As the market watches the impact of La Nina on South American crops, Cornbelt farmers should also be watching the potential for lack of subsoil moisture when the 2012 crop is pushing down roots to tap needed water. Many states are reporting subsoil moisture that is well short of normal as the ground prepares to freeze for the winter and shut out any precipitation. What can the 2011 La Nina teach us about 2012?
La Nina is the temperature dynamic in the equatorial Pacific which cools or warms the waters that influence temperature and moisture trends across the US, as well as the agricultural areas of Argentina and Brazil. But while South American crops are suffering from lack of moisture and increasing temperature, what impact will the La Nina have as far as precipitation for the US during the outset of the 2012 growing season. The Climate Prediction Center of the National Weather Service provides monthly maps of temperature and precipitation, based on La Nina, and its cousin, El Nino. This Yin and Yang duo currently is pushing temperatures higher across the southern half of the US and pushing precipitation higher into the eastern Cornbelt. (Noah has already expanded his ark building business throughout Ohio in anticipation of another wet spring.) However, about planting time and throughout the growing season, the chances for excess precipitation return to even while temperatures remain above normal.
As we approach the early part of 2012, the drought across Texas and Oklahoma and into Kansas is one of the worst agricultural disasters, according to Nebraska State Climatologist Al Dutcher. While moisture was scarce to non-existent in that part of the country, the eastern Cornbelt was quite wet and caused both planting and harvesting delays, with agronomic problems that included shallow root systems for field crops. Dutcher says the wet conditions in the fall of 2010 were repeated by La Nina in the fall of 2011 and those will continue into the spring.
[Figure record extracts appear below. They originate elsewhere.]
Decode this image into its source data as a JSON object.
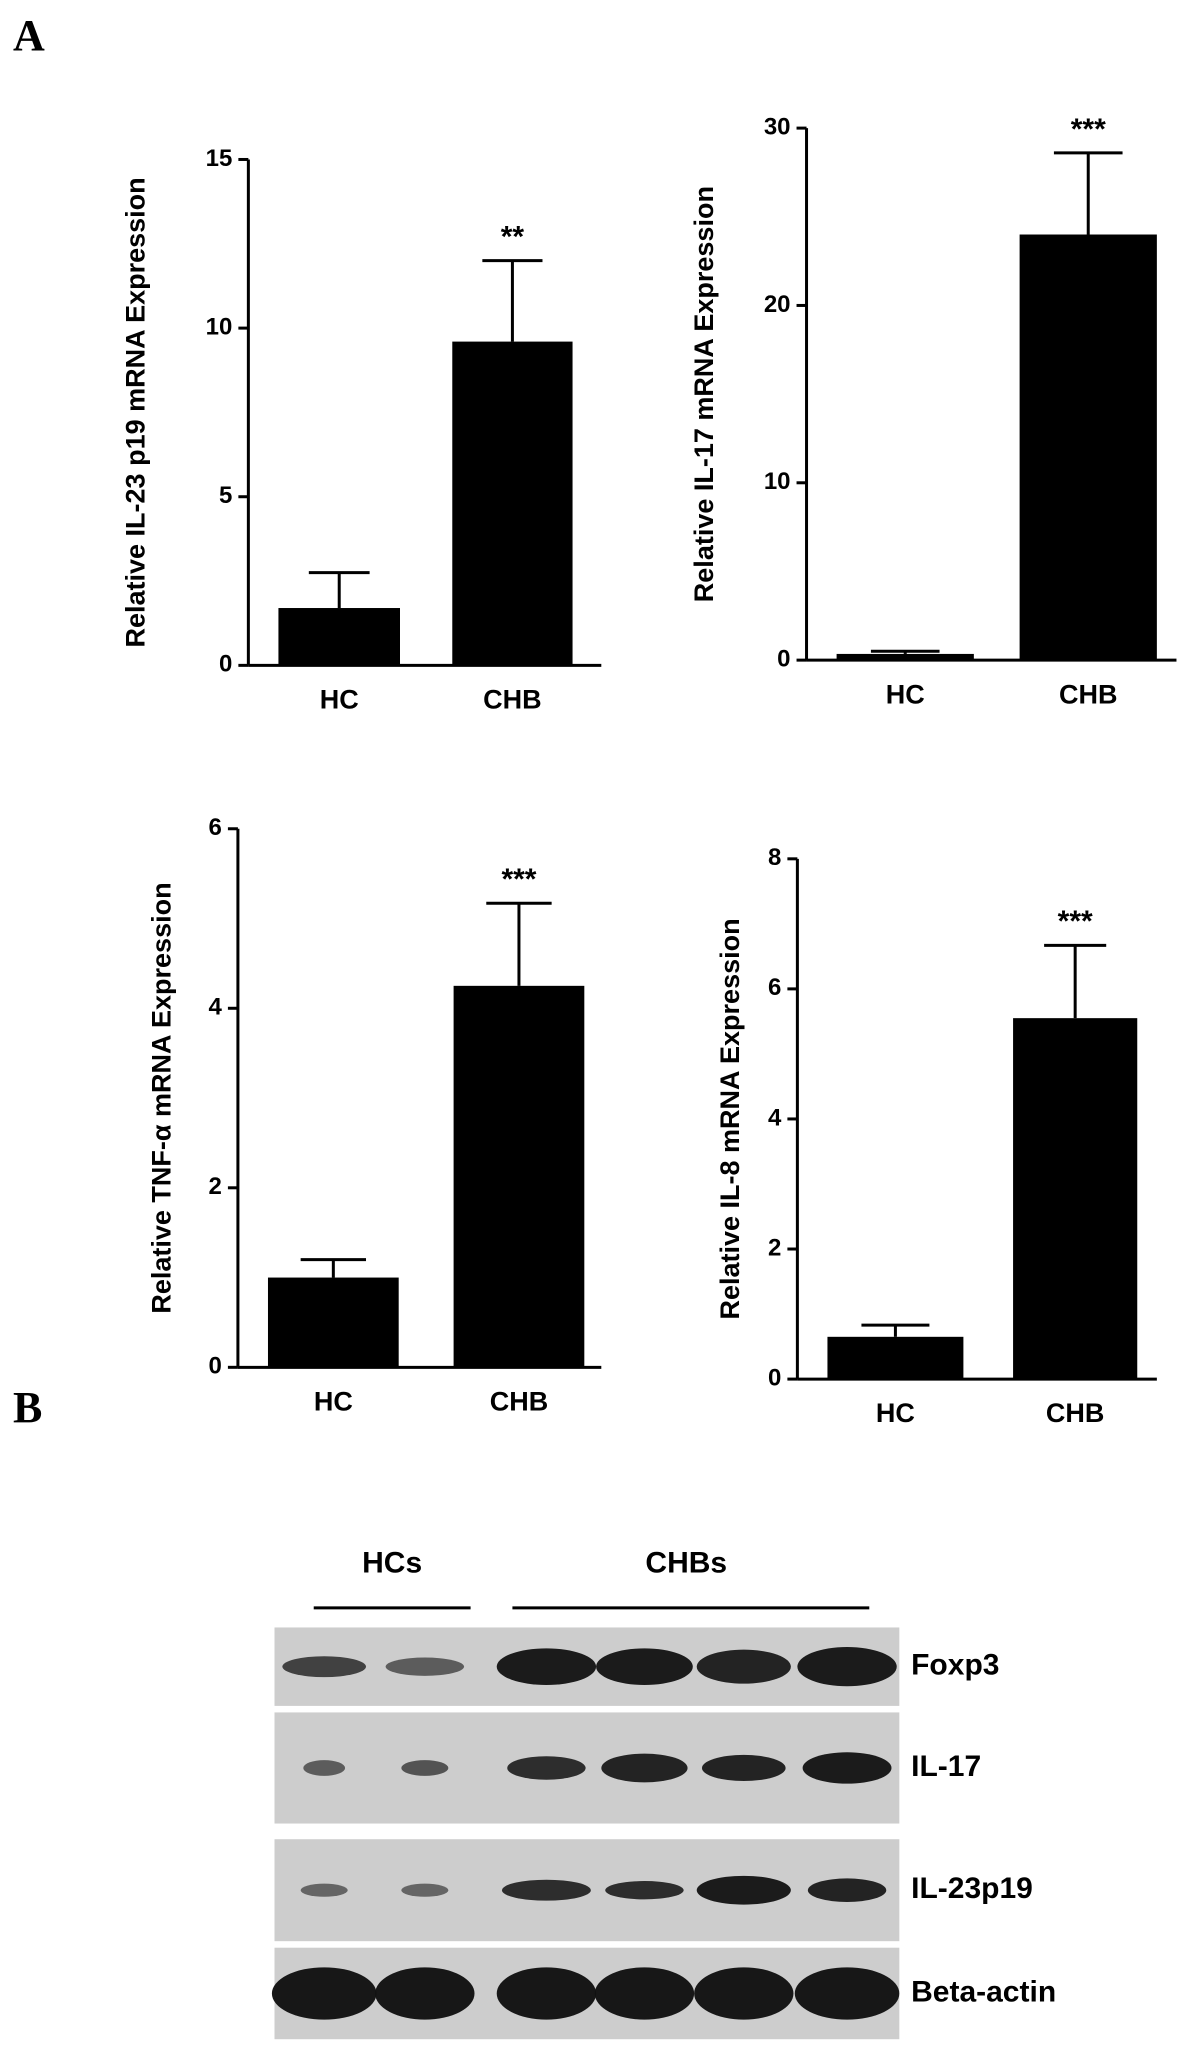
{
  "panel_labels": [
    "A",
    "B"
  ],
  "chart_data": [
    {
      "type": "bar",
      "ylabel": "Relative IL-23 p19 mRNA Expression",
      "categories": [
        "HC",
        "CHB"
      ],
      "values": [
        1.7,
        9.6
      ],
      "errors": [
        1.05,
        2.4
      ],
      "annotation": "**",
      "color": "#000000",
      "ylim": [
        0,
        15
      ],
      "yticks": [
        0,
        5,
        10,
        15
      ]
    },
    {
      "type": "bar",
      "ylabel": "Relative IL-17 mRNA Expression",
      "categories": [
        "HC",
        "CHB"
      ],
      "values": [
        0.35,
        24
      ],
      "errors": [
        0.15,
        4.6
      ],
      "annotation": "***",
      "color": "#000000",
      "ylim": [
        0,
        30
      ],
      "yticks": [
        0,
        10,
        20,
        30
      ]
    },
    {
      "type": "bar",
      "ylabel": "Relative TNF-α  mRNA Expression",
      "categories": [
        "HC",
        "CHB"
      ],
      "values": [
        1.0,
        4.25
      ],
      "errors": [
        0.2,
        0.92
      ],
      "annotation": "***",
      "color": "#000000",
      "ylim": [
        0,
        6
      ],
      "yticks": [
        0,
        2,
        4,
        6
      ]
    },
    {
      "type": "bar",
      "ylabel": "Relative IL-8 mRNA Expression",
      "categories": [
        "HC",
        "CHB"
      ],
      "values": [
        0.65,
        5.55
      ],
      "errors": [
        0.18,
        1.12
      ],
      "annotation": "***",
      "color": "#000000",
      "ylim": [
        0,
        8
      ],
      "yticks": [
        0,
        2,
        4,
        6,
        8
      ]
    }
  ],
  "blot": {
    "groups": [
      "HCs",
      "CHBs"
    ],
    "rows": [
      "Foxp3",
      "IL-17",
      "IL-23p19",
      "Beta-actin"
    ]
  }
}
On the other hand, the northern and western Cornbelt were dry during the latter part of the growing season into the fall tillage calendar. That too, was a parallel of the fall of 2010, except for the lack of some heavy rain in southern Minnesota and northern Iowa in 2010 which was not repeated in 2011. Dutcher says, “A broad area of southern Minnesota, northeastern Nebraska, eastern South Dakota and northwest Iowa has received less than a quarter of normal precipitation during the past 90 days.